SFCM Hosts GRAMMY Awards Listening Event
Members of the Recording Academy recently visited SFCM to utilize sound and studio equipment to help judge the 64th annual GRAMMY Awards. Professionals also hosted listening sessions for students.
By Mark Taylor
Next year the GRAMMY Awards will have gotten a little help from the San Francisco Conservatory of Music (SFCM). The Recording Academy -- the learned academy of musicians, producers, recording engineers, and other musical professionals that recognize peers and celebrate artistic excellence through the GRAMMY Awards -- used specialized sound equipment and a studio from the Technology and Applied Composition (TAC) Program to judge a category. To preserve the privacy and integrity of the awards, the category and specific judges must remain anonymous, but most guests were renowned, GRAMMY Award-winning producers and engineers.
Both SFCM and the Recording Academy hope the new partnership and collaboration will be one of many. “When it comes to music and its creators, the Recording Academy and SFCM share the same ideals and standards for excellence. The care put into creating the new facility was exactly what we needed to hear the music as it was intended to be heard, which is essential to the integrity of the process,” said Sean Riley, senior director of awards at the Recording Academy.
“It’s an enviable place from a technology standpoint,” said Leslie Ann Jones, a GRAMMY Award-winner, director of music recording and scoring at Skywalker Sound, and trustee from the San Francisco Chapter of The Recording Academy, speaking about SFCM’s recording spaces.
Jones was one of several professionals to give a listening session and masterclass to students to show and explain composition and the concept of immersive audio. “We had multiple speakers set up in Studio G [SFCM’s recording studio located in the new Bowes Center] because immersive audio is more than stereo,” Jones said. “They have a beautiful recording room, and a control room that has analog and digital and everything is tied together, really the students have the best of both worlds.”
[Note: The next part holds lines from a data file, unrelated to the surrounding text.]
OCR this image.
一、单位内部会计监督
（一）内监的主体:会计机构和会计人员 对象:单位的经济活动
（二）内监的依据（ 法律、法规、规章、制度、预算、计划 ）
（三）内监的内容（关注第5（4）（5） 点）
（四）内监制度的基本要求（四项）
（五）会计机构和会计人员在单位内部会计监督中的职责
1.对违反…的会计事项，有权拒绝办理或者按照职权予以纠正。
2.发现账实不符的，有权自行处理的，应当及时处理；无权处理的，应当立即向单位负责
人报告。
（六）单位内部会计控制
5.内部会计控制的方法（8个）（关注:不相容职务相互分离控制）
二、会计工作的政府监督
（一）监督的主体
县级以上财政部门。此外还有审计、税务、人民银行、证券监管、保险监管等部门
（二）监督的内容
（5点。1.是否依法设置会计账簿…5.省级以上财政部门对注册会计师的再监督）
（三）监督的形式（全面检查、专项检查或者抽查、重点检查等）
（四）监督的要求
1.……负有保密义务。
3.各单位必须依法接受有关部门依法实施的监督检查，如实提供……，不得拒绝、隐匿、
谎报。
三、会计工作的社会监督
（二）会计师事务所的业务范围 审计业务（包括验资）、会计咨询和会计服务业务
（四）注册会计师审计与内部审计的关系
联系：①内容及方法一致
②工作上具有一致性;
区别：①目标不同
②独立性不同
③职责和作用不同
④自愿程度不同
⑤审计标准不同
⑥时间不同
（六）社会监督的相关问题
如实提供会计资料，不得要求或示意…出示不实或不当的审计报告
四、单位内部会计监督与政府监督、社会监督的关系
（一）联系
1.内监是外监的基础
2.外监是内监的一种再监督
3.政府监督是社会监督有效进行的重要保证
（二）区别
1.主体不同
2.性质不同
Recording Academy Trustee and GRAMMY-nominated mastering engineer Michael Romanowski spoke to students on the effect spatial audio can have on making music, saying, “It is opening up that creative aspect, to be able to experience what I call the active listening of immersive audio. We have an unbelievable sound system setup here, I think this is a fantastic facility and I wish that I was 20 again and I could come back here and do it from a different perspective! There are opportunities here that we did not have growing up.”
Taurin Barrera, executive director of the TAC program, helped to organize and oversee the listening session presentations for students. In addition to speaking with producers, composers, and engineers, students were asked to walk through a specific setup of speakers, allowing them to hear and experience spatial and immersive audio.
The experience was especially impactful for TAC student Nicole Yazmin. “It was awe-inspiring to hear from some of my biggest influences talk about how they view spatial audio, mixing, mastering, their biggest challenges,” she said. “I am walking away with what feels like a fountain of knowledge – one that is already influencing how I approach music.”
Nominations for the 64th GRAMMY Awards will take place on Tuesday, Nov. 23, 2021.